Abstract

The goal of privacy-preserving graph publishing is to protect individual privacy in released graph data while preserving data utility. Degree distribution, serving as fundamental operations for many graph analysis tasks, is a crucial data utility. Yet, existing methods using differential privacy (DP) cannot well preserve degree distribution, since they distill a graph into a set of structural statistics (e.g. dK-series, etc.) that only captures local degree correlations, and require massive noise added to mask the change of a single edge. Recently Generative Adversarial Network for graphs (NetGAN) plays a key role in machine learning, due to its ability to capture the local and global degree distribution of the graph via biased random walks. Further, it allows us to move the burden of privacy-preserving to the learning procedure of its discriminator, rather than the extracted structure features. Inspired by this, we propose Priv-GAN, a private publishing model based on NetGAN. Instead of distilling and then publishing graphs, we publish the Priv-GAN model that is trained using the original data in a DP manner. With Priv-GAN, data holders are able to produce synthetic graph data with degree distribution preservation.

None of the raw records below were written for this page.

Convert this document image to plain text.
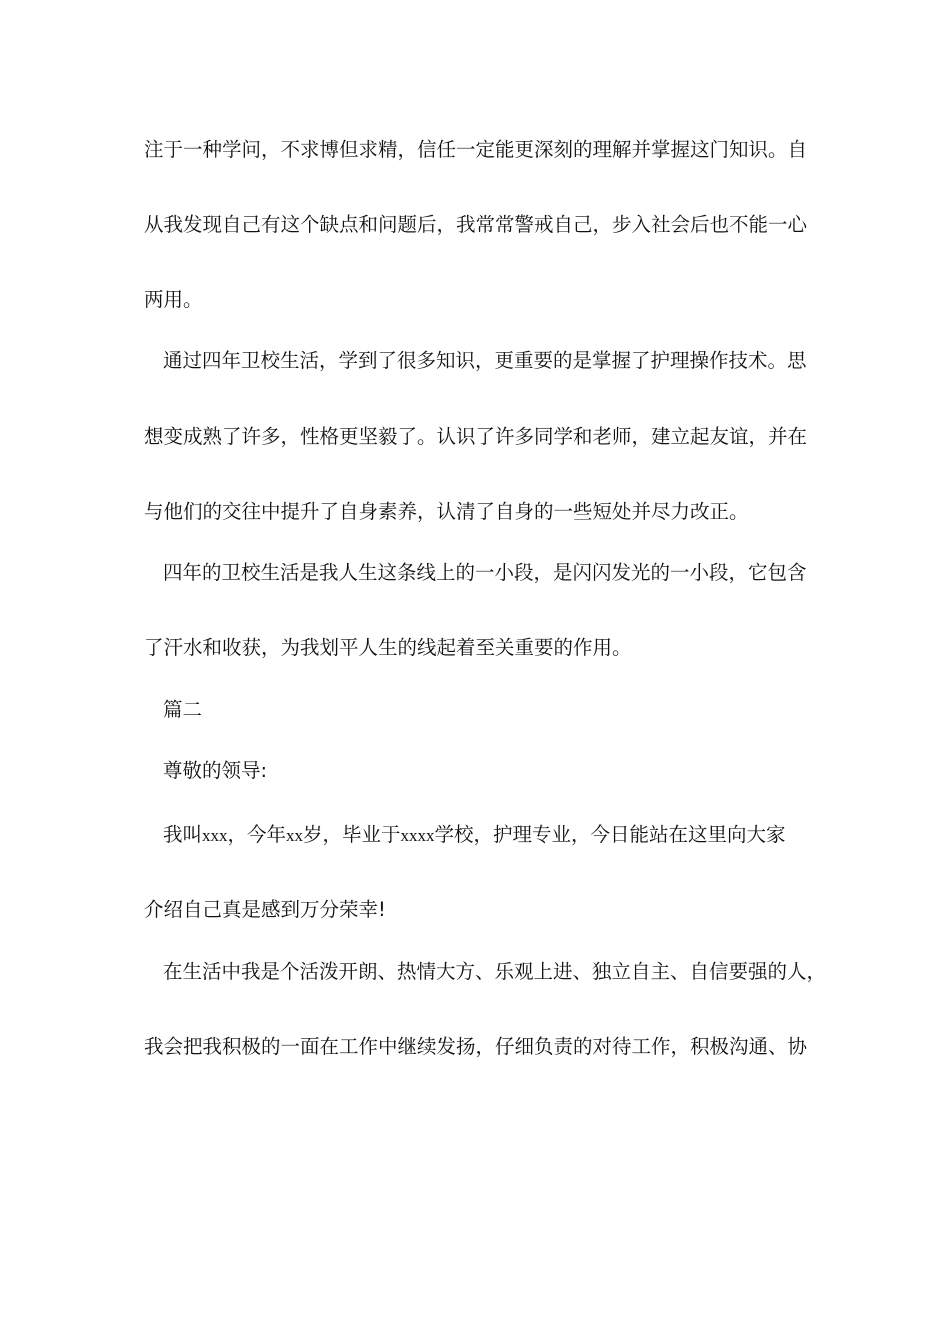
注于一种学问，不求博但求精，信任一定能更深刻的理解并掌握这门知识。自
从我发现自己有这个缺点和问题后，我常常警戒自己，步入社会后也不能一心
两用。
通过四年卫校生活，学到了很多知识，更重要的是掌握了护理操作技术。思
想变成熟了许多，性格更坚毅了。认识了许多同学和老师，建立起友谊，并在
与他们的交往中提升了自身素养，认清了自身的一些短处并尽力改正。
四年的卫校生活是我人生这条线上的一小段，是闪闪发光的一小段，它包含
了汗水和收获，为我划平人生的线起着至关重要的作用。
篇二
尊敬的领导:
我叫xxx，今年xx岁，毕业于xxxx学校，护理专业，今日能站在这里向大家
介绍自己真是感到万分荣幸!
在生活中我是个活泼开朗、热情大方、乐观上进、独立自主、自信要强的人，
我会把我积极的一面在工作中继续发扬，仔细负责的对待工作，积极沟通、协
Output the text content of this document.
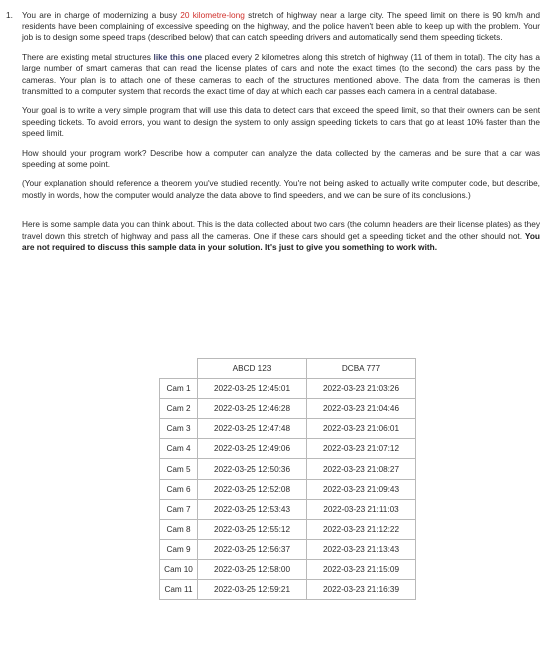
1. You are in charge of modernizing a busy 20 kilometre-long stretch of highway near a large city. The speed limit on there is 90 km/h and residents have been complaining of excessive speeding on the highway, and the police haven't been able to keep up with the problem. Your job is to design some speed traps (described below) that can catch speeding drivers and automatically send them speeding tickets.

There are existing metal structures like this one placed every 2 kilometres along this stretch of highway (11 of them in total). The city has a large number of smart cameras that can read the license plates of cars and note the exact times (to the second) the cars pass by the cameras. Your plan is to attach one of these cameras to each of the structures mentioned above. The data from the cameras is then transmitted to a computer system that records the exact time of day at which each car passes each camera in a central database.

Your goal is to write a very simple program that will use this data to detect cars that exceed the speed limit, so that their owners can be sent speeding tickets. To avoid errors, you want to design the system to only assign speeding tickets to cars that go at least 10% faster than the speed limit.

How should your program work? Describe how a computer can analyze the data collected by the cameras and be sure that a car was speeding at some point.

(Your explanation should reference a theorem you've studied recently. You're not being asked to actually write computer code, but describe, mostly in words, how the computer would analyze the data above to find speeders, and we can be sure of its conclusions.)

Here is some sample data you can think about. This is the data collected about two cars (the column headers are their license plates) as they travel down this stretch of highway and pass all the cameras. One if these cars should get a speeding ticket and the other should not. You are not required to discuss this sample data in your solution. It's just to give you something to work with.

	ABCD 123	DCBA 777
Cam 1	2022-03-25 12:45:01	2022-03-23 21:03:26
Cam 2	2022-03-25 12:46:28	2022-03-23 21:04:46
Cam 3	2022-03-25 12:47:48	2022-03-23 21:06:01
Cam 4	2022-03-25 12:49:06	2022-03-23 21:07:12
Cam 5	2022-03-25 12:50:36	2022-03-23 21:08:27
Cam 6	2022-03-25 12:52:08	2022-03-23 21:09:43
Cam 7	2022-03-25 12:53:43	2022-03-23 21:11:03
Cam 8	2022-03-25 12:55:12	2022-03-23 21:12:22
Cam 9	2022-03-25 12:56:37	2022-03-23 21:13:43
Cam 10	2022-03-25 12:58:00	2022-03-23 21:15:09
Cam 11	2022-03-25 12:59:21	2022-03-23 21:16:39
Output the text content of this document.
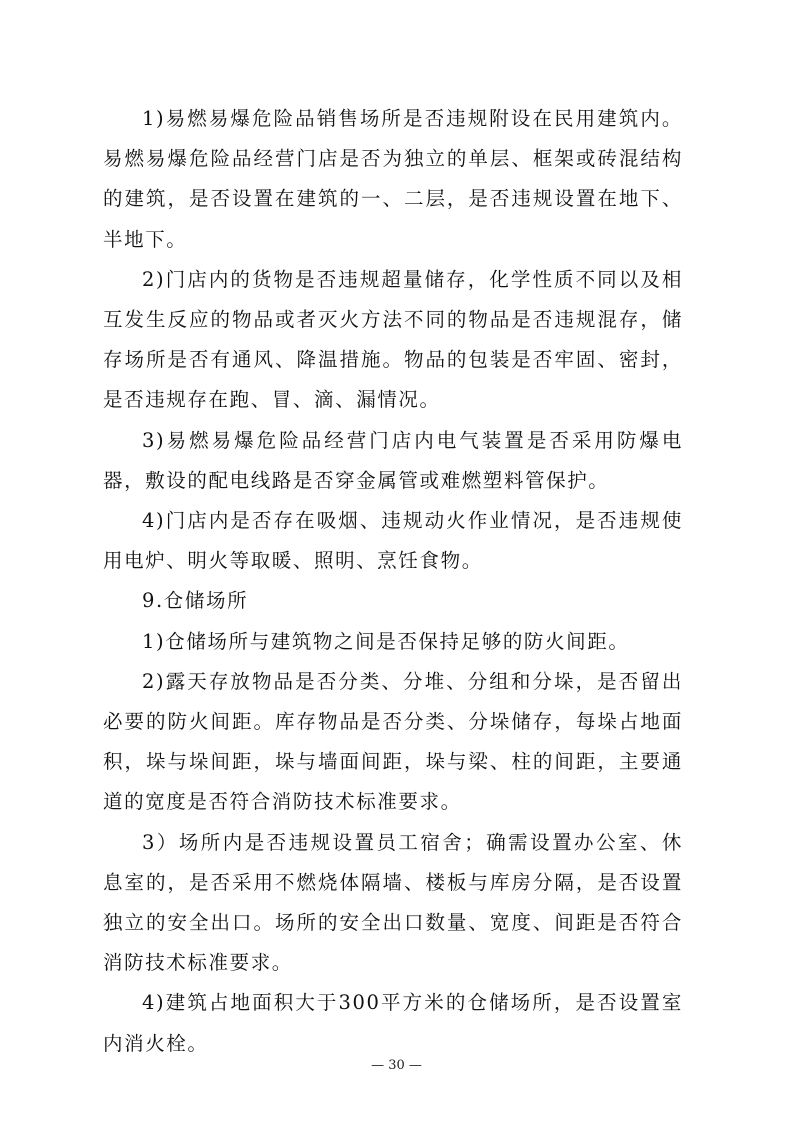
1)易燃易爆危险品销售场所是否违规附设在民用建筑内。易燃易爆危险品经营门店是否为独立的单层、框架或砖混结构的建筑，是否设置在建筑的一、二层，是否违规设置在地下、半地下。

2)门店内的货物是否违规超量储存，化学性质不同以及相互发生反应的物品或者灭火方法不同的物品是否违规混存，储存场所是否有通风、降温措施。物品的包装是否牢固、密封，是否违规存在跑、冒、滴、漏情况。

3)易燃易爆危险品经营门店内电气装置是否采用防爆电器，敷设的配电线路是否穿金属管或难燃塑料管保护。

4)门店内是否存在吸烟、违规动火作业情况，是否违规使用电炉、明火等取暖、照明、烹饪食物。

9.仓储场所

1)仓储场所与建筑物之间是否保持足够的防火间距。

2)露天存放物品是否分类、分堆、分组和分垛，是否留出必要的防火间距。库存物品是否分类、分垛储存，每垛占地面积，垛与垛间距，垛与墙面间距，垛与梁、柱的间距，主要通道的宽度是否符合消防技术标准要求。

3）场所内是否违规设置员工宿舍；确需设置办公室、休息室的，是否采用不燃烧体隔墙、楼板与库房分隔，是否设置独立的安全出口。场所的安全出口数量、宽度、间距是否符合消防技术标准要求。

4)建筑占地面积大于300平方米的仓储场所，是否设置室内消火栓。

— 30 —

Compared to alternative solutions, ours highlights that (i) a private Langevin with gradient estimate is designed as an optimizer for discriminator, which provides a theoretical gradient upper bound and achieves DP by adding noise to the gradients; and (ii) importantly, the error bound of the noisy Langevin method is theoretically analyzed, which demonstrates that with appropriate parameter settings, Priv-GAN is able to maintain high utility guarantees. Experimental results confirm our theoretical findings and the efficacy of Priv-GAN.